Bernard-Henri Lévy sur toutes les ondes, dans tous les magazines. Parce qu’il a écrit un livre. Et même deux. Or, qui sait de quoi parlent exactement ces livres ? Quelles thèses, quelles théories, quelles visions, il y défend ? Personne. Et au fond, les médias s’en foutent. BHL s’en rend-il compte ? Ce n’est pas le philosophe en lui que les médias invitent ou promeuvent, c’est le « top model », c’est le Rachida Dati de la pensée. Ce qu’il dit finit par n’avoir aucune importance. Son attaque furieuse, forcément furieuse, contre la philosophie « kantienne » des Lumières devrait faire débat. Un débat passionnant sans doute. Mais qui y songe ? A la limite, il y aura quelques articles de complaisance, ou de renvoi d’ascenseur, évoquant cette thématique. Mais jamais la moindre discussion sur son bien-fondé, la moindre analyse de fond.
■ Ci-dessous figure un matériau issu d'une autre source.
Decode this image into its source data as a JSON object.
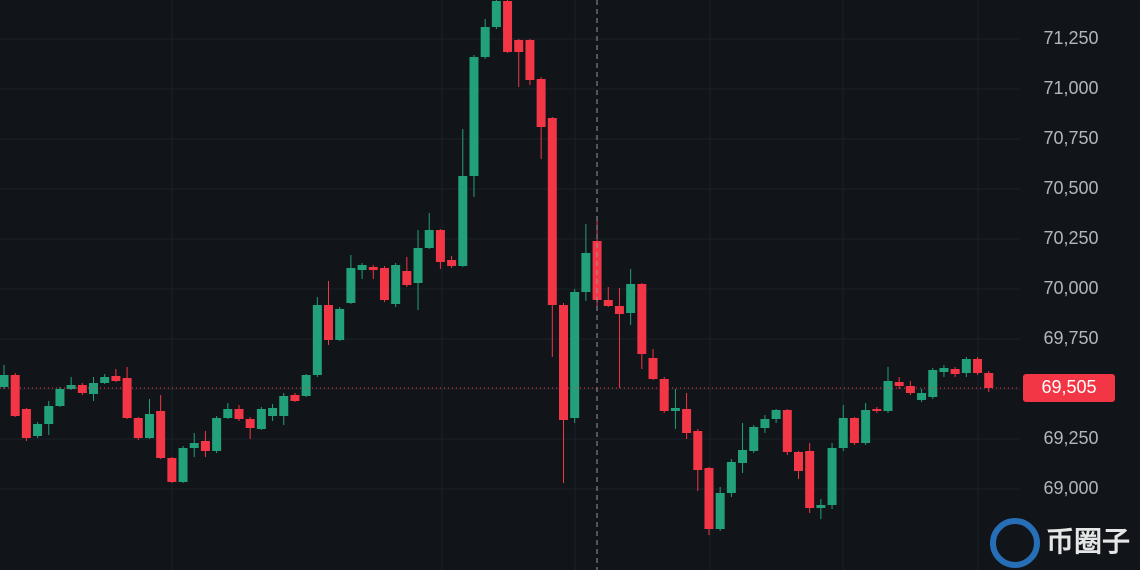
{
  "chart_data": {
    "type": "candlestick",
    "up_color": "#22a07a",
    "down_color": "#f23645",
    "ylim": [
      68595,
      71445
    ],
    "yticks": [
      {
        "value": 69000,
        "label": "69,000"
      },
      {
        "value": 69250,
        "label": "69,250"
      },
      {
        "value": 69500,
        "label": "69,500"
      },
      {
        "value": 69750,
        "label": "69,750"
      },
      {
        "value": 70000,
        "label": "70,000"
      },
      {
        "value": 70250,
        "label": "70,250"
      },
      {
        "value": 70500,
        "label": "70,500"
      },
      {
        "value": 70750,
        "label": "70,750"
      },
      {
        "value": 71000,
        "label": "71,000"
      },
      {
        "value": 71250,
        "label": "71,250"
      }
    ],
    "grid": true,
    "current_price": {
      "value": 69505,
      "label": "69,505"
    },
    "watermark": "币圈子",
    "open": [
      69510,
      69570,
      69400,
      69265,
      69325,
      69415,
      69500,
      69520,
      69475,
      69530,
      69565,
      69555,
      69355,
      69255,
      69390,
      69155,
      69035,
      69205,
      69240,
      69190,
      69355,
      69400,
      69350,
      69300,
      69365,
      69365,
      69470,
      69465,
      69570,
      69920,
      69745,
      69930,
      70095,
      70110,
      70105,
      69925,
      70090,
      70030,
      70205,
      70295,
      70145,
      70115,
      70565,
      71160,
      71310,
      71440,
      71245,
      71245,
      71050,
      70855,
      69920,
      69355,
      69985,
      70240,
      69945,
      69915,
      69880,
      70025,
      69655,
      69550,
      69390,
      69400,
      69290,
      69105,
      68800,
      68980,
      69130,
      69190,
      69305,
      69350,
      69395,
      69185,
      69190,
      68905,
      68920,
      69205,
      69355,
      69230,
      69400,
      69390,
      69535,
      69515,
      69445,
      69460,
      69585,
      69600,
      69580,
      69650,
      69580
    ],
    "high": [
      69620,
      69580,
      69405,
      69335,
      69440,
      69510,
      69560,
      69530,
      69560,
      69575,
      69600,
      69610,
      69360,
      69450,
      69470,
      69160,
      69215,
      69280,
      69290,
      69365,
      69430,
      69420,
      69360,
      69410,
      69425,
      69480,
      69480,
      69575,
      69960,
      70040,
      69910,
      70170,
      70130,
      70120,
      70115,
      70130,
      70160,
      70295,
      70380,
      70300,
      70165,
      70800,
      71170,
      71350,
      71445,
      71445,
      71250,
      71250,
      71060,
      70860,
      69930,
      70000,
      70325,
      70365,
      70010,
      70005,
      70100,
      70030,
      69700,
      69560,
      69500,
      69480,
      69300,
      69110,
      69010,
      69150,
      69330,
      69320,
      69370,
      69400,
      69400,
      69190,
      69230,
      68950,
      69230,
      69420,
      69360,
      69430,
      69410,
      69610,
      69560,
      69540,
      69500,
      69605,
      69620,
      69610,
      69660,
      69660,
      69590
    ],
    "low": [
      69500,
      69360,
      69240,
      69255,
      69270,
      69410,
      69495,
      69470,
      69440,
      69525,
      69535,
      69350,
      69245,
      69250,
      69150,
      69030,
      69030,
      69160,
      69160,
      69180,
      69350,
      69340,
      69250,
      69295,
      69340,
      69320,
      69435,
      69460,
      69560,
      69720,
      69740,
      69925,
      70050,
      70050,
      69935,
      69910,
      70010,
      69895,
      70200,
      70100,
      70105,
      70110,
      70460,
      71150,
      71300,
      71180,
      71010,
      71020,
      70650,
      69660,
      69030,
      69330,
      69940,
      69900,
      69910,
      69505,
      69820,
      69600,
      69545,
      69380,
      69300,
      69250,
      68990,
      68770,
      68790,
      68960,
      69080,
      69180,
      69280,
      69330,
      69170,
      69050,
      68880,
      68850,
      68900,
      69190,
      69220,
      69220,
      69380,
      69380,
      69500,
      69470,
      69435,
      69450,
      69560,
      69560,
      69560,
      69570,
      69485
    ],
    "close": [
      69570,
      69365,
      69255,
      69325,
      69415,
      69500,
      69520,
      69480,
      69530,
      69560,
      69540,
      69355,
      69255,
      69375,
      69155,
      69035,
      69205,
      69230,
      69190,
      69355,
      69400,
      69350,
      69305,
      69400,
      69405,
      69465,
      69440,
      69570,
      69920,
      69745,
      69900,
      70105,
      70120,
      70095,
      69945,
      70120,
      70020,
      70205,
      70295,
      70135,
      70115,
      70565,
      71160,
      71310,
      71440,
      71185,
      71185,
      71045,
      70810,
      69920,
      69345,
      69985,
      70180,
      69945,
      69915,
      69875,
      70025,
      69675,
      69550,
      69390,
      69405,
      69280,
      69095,
      68800,
      68980,
      69135,
      69195,
      69310,
      69350,
      69395,
      69185,
      69090,
      68905,
      68920,
      69205,
      69355,
      69230,
      69395,
      69390,
      69540,
      69515,
      69480,
      69480,
      69595,
      69605,
      69575,
      69650,
      69580,
      69505
    ]
  }
}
Ainsi le système BHL se retourne contre lui-même : la mise en scène de la personne a définitivement éclipsé toute approche ou examen de l’œuvre. Le bouton de chemise est devenu plus important que l’idée. Statut humiliant à bien y réfléchir, qu’être un emballage dont le contenu laisse indifférent. Ainsi BHL peut-il écrire dans Le Point que le pape Pie XII en a fait plus contre le nazisme (ou pour s’opposer à la Shoah) que le Général de Gaulle, Churchill et Roosevelt réunis, et ça n’a même pas fait un rond dans l’eau. Il prend une blague de potache pour une réalité philosophique fondamentale, ça ne fait rire que quelques minutes. Autrement dit, la parole BHListe a moins de résonance que celle de Georges Frêche qui peut, lui, provoquer dix fois plus en disant dix fois moins.
Puisse l’auteur de « La pureté dangereuse », un très bon livre, en prendre conscience. Car il vaut mieux, beaucoup mieux, que la farce dont il devient, à son corps défendant, un héros négatif.